The most complicated part, Devlin says, is our good old friend the Pythagorean theorem. That's a squared plus b squared equals c squared, as you'll remember from your high school geometry class, no doubt.

"The formula tells you exactly how much extra space you need, beyond the length of your vehicle, in order to park it in a simple, reverse-in, straighten-the-wheels, switch-the-engine-off move," Devlin explains. In other words, no back-and-forth, no see-sawing — the perfect parallel parking job.

Blackburn's formula does this by sketching the arc of your car's turning capability into a full circle, then using the center of the circle to create the right-angle triangles Pythagoras loved.

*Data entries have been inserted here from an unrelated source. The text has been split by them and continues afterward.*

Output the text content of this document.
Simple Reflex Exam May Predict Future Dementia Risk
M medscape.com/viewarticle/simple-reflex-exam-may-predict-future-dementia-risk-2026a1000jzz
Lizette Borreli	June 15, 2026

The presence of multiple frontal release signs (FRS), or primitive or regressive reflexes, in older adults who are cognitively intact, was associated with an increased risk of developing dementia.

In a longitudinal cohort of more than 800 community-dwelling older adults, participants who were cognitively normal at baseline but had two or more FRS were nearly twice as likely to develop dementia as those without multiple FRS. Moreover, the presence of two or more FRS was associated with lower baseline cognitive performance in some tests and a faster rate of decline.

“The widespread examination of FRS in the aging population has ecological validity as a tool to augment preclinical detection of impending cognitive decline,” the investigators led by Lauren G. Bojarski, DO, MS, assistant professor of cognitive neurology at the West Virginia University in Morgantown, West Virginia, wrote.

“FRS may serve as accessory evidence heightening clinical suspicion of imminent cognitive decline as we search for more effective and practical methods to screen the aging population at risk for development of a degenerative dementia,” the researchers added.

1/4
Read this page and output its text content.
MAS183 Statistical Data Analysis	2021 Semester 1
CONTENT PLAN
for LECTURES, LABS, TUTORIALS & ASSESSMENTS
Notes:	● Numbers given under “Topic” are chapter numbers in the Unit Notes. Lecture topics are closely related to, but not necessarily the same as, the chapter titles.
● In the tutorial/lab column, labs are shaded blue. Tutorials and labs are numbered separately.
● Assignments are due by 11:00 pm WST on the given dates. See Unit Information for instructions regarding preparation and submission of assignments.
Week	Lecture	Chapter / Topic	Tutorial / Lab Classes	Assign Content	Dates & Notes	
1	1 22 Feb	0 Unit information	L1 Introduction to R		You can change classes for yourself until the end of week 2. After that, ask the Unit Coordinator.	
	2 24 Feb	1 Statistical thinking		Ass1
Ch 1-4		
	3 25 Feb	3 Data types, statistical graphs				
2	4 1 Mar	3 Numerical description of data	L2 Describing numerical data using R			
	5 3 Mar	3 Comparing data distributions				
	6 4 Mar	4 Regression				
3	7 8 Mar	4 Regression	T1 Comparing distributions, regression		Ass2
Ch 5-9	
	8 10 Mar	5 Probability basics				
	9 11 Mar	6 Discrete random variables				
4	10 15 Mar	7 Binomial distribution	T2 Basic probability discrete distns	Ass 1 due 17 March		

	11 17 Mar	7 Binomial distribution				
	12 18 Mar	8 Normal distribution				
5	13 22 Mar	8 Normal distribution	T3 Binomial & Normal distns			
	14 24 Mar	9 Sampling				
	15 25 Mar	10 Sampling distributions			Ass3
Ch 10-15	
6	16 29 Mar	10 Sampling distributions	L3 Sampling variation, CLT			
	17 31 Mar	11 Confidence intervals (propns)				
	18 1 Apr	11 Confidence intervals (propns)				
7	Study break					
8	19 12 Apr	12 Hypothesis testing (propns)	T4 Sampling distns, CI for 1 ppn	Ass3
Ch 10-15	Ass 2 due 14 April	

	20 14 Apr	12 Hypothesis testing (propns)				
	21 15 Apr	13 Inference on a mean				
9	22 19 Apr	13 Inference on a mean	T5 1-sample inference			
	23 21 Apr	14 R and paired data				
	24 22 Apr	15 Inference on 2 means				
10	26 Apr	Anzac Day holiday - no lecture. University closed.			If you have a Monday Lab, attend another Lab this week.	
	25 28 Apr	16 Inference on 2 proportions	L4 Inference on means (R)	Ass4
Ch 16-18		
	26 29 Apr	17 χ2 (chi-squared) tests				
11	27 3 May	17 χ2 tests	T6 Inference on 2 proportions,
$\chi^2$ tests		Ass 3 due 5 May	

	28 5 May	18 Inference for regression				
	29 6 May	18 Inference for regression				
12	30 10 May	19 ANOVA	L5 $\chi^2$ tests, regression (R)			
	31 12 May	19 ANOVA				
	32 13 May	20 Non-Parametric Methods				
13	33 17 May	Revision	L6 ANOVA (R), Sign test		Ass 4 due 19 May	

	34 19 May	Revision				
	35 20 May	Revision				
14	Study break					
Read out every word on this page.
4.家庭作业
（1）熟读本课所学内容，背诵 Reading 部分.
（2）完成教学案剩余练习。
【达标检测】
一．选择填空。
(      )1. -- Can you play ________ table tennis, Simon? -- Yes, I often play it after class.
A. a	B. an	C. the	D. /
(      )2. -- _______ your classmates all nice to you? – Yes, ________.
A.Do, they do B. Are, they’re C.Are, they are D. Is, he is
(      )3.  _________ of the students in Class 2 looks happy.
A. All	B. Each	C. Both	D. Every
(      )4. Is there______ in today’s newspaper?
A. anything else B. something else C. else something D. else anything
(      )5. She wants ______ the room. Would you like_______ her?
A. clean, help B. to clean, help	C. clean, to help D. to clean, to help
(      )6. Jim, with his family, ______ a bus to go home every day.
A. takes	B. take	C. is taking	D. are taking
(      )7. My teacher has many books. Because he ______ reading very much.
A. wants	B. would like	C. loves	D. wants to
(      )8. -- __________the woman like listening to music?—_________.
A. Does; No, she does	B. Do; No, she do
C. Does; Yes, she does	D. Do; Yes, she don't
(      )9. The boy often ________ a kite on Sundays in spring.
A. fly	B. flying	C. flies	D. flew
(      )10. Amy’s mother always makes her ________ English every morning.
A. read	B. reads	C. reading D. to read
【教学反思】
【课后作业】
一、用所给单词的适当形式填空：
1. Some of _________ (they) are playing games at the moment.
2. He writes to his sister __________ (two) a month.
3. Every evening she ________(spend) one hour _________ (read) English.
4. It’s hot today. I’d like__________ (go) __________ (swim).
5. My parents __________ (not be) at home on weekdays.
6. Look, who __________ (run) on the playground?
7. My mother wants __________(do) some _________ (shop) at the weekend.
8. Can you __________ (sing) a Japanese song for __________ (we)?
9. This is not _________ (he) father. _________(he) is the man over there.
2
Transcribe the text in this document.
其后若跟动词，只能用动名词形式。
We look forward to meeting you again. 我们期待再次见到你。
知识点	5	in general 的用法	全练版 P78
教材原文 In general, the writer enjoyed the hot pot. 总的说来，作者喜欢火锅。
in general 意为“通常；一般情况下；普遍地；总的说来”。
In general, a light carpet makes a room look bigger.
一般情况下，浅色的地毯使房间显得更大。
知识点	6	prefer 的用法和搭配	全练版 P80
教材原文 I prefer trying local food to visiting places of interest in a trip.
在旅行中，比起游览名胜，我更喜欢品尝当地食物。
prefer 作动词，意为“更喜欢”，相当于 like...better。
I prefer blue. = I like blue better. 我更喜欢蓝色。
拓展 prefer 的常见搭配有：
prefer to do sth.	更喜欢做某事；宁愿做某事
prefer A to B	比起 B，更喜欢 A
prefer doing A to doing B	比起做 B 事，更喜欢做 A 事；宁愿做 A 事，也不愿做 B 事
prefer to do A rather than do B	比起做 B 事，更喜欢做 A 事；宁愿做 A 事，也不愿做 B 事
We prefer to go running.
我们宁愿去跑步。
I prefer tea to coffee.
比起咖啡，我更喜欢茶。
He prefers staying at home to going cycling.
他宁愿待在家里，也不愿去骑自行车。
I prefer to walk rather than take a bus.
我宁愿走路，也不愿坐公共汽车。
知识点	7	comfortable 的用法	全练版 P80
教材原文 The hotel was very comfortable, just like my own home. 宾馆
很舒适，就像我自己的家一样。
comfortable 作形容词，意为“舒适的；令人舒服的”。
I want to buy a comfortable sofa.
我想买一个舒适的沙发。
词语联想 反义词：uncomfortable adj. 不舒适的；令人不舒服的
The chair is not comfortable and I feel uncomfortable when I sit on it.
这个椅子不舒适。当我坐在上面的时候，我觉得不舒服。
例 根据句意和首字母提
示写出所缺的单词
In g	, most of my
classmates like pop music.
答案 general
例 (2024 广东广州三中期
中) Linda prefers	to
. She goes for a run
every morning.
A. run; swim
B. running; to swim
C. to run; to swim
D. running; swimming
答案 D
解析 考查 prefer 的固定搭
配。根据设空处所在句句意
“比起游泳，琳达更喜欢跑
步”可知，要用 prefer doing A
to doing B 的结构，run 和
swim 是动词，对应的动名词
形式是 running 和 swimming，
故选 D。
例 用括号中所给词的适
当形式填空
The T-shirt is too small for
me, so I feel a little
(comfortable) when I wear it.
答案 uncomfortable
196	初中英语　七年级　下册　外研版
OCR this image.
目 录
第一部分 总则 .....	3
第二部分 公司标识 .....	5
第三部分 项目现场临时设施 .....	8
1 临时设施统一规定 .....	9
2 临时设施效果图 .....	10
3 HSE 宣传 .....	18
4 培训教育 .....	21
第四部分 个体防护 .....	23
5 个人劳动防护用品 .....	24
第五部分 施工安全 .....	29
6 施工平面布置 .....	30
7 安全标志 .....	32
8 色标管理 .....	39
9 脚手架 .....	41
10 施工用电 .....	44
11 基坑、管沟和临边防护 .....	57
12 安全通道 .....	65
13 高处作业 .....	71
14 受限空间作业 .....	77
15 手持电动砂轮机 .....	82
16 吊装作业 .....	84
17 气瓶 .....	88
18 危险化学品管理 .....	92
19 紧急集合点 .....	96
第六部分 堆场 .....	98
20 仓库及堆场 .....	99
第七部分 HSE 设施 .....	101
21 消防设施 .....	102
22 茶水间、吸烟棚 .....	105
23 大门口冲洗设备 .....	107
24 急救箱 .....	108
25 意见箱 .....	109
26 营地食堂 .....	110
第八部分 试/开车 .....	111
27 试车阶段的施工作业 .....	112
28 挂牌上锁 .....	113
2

That's a lot of work just to tell you if you have enough space for an easy park. And it doesn't tell you how to do the parking. That's something you have to learn by doing, which is how most people figure out whether they have enough space to park in the first place. Devlin says that behind all that guessing, math is at work.

"Mathematics gives you a way of understanding in detail what people have learned to do simply by practice and expertise," he says.

"In fact, when we practice something, be it on the athletic field or in an automobile, we are becoming very good mathematicians at doing a particular kind of operation," Devlin says. "But usually we don't call it mathematics — and we certainly don't give people a pass on the math test because they can park their car."